McCAUGHEY: Let me finish.  Let me finish. The Congressional Budget Office has proposed a way to put Medicare on a firm footing without cutting care for current Medicare recipients or the baby boomers soon to be in the program. The CBO proposes inching up the eligibility age one month a year until 2043 when the eligibility age reaches 70.

RATIGAN: Sure.

McCAUGHEY: According to the Congressional Budget Office, that will restore Medicare’s fiscal stability, without harming seniors –
Ratigan asked about Medicare, she began to provide a meaningful, data-based answer, and Ratigan interrupted again.  And again.  And again.

Finally, Weiner senses an opportunity to justify his appearance on the set:
WEINER: Betsy, that was a solid answer to your question. Take away 100% of medicare for people 65 to 70.

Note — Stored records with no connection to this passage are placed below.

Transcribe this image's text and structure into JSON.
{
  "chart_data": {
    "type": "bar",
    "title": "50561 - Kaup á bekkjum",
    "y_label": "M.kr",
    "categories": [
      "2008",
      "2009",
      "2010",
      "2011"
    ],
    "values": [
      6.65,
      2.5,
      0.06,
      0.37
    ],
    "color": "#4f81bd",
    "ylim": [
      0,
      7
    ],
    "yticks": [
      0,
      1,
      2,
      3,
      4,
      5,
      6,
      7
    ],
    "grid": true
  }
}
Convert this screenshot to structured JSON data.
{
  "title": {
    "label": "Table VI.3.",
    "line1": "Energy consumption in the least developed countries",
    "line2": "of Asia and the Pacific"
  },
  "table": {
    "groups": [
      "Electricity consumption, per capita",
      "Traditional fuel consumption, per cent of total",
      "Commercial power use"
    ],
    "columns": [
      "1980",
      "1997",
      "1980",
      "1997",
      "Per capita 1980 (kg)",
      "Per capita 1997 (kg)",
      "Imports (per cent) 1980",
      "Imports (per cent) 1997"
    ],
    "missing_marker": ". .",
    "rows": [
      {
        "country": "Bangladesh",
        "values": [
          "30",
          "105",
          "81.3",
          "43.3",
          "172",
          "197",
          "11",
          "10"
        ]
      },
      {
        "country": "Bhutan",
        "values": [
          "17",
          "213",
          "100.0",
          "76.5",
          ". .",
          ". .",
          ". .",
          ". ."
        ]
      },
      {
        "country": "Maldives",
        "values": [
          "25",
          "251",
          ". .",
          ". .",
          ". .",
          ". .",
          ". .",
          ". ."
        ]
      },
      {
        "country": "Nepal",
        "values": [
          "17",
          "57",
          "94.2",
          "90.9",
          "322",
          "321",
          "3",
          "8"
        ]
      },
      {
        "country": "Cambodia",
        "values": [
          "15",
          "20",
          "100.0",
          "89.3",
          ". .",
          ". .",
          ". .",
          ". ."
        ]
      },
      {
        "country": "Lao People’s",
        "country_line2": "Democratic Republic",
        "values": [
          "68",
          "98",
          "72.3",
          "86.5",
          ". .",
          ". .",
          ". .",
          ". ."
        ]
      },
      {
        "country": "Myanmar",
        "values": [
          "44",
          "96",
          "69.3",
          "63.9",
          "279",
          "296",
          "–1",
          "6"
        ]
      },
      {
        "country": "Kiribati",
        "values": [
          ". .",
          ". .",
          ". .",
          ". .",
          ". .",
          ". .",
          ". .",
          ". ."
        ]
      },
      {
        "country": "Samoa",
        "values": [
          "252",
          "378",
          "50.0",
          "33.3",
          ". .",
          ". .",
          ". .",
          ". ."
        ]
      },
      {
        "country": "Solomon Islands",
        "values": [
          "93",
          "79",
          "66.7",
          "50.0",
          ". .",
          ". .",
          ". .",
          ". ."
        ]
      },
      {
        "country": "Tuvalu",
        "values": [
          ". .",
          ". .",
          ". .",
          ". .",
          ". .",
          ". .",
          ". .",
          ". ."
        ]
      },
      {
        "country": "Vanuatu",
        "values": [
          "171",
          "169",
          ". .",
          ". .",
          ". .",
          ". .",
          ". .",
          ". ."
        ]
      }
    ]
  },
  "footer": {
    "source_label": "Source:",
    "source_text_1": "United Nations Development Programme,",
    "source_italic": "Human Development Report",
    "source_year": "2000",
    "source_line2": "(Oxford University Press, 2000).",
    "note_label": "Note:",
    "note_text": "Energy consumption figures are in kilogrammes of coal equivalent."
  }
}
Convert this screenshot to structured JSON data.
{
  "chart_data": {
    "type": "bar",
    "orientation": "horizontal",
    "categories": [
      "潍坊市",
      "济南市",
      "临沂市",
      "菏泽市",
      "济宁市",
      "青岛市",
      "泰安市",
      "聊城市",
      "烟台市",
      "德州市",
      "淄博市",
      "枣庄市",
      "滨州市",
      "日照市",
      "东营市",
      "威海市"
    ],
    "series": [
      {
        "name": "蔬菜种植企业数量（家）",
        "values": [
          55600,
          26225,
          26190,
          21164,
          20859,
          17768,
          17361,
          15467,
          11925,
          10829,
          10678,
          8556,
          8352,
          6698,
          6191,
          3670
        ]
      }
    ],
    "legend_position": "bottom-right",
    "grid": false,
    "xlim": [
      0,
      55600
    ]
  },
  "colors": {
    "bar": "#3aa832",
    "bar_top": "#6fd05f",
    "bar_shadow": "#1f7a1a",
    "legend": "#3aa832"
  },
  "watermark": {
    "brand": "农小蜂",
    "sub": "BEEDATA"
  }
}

McCAUGHEY: No! That is a very distorted –

[crosstalk]

WEINER: First, it’s a godsend that you actually gave an actual answer to the question. I want to respond. Betsy, permit me to respond to it.
And after repeatedly, time after time, interrupting Betsy McCaughey for the better part of twenty minutes, what does Ratigan say?
RATIGAN: Let him respond, just for the fun of it.
Leadership begins with one’s personal example.  If this is the kind of civility and fairness for which MSNBC aiming, one may very well conclude that their effort is doomed to failure.  Welcome to the "Morning Meeting," Ms. McCaughey – where civility and fairness are as rare as unicorns.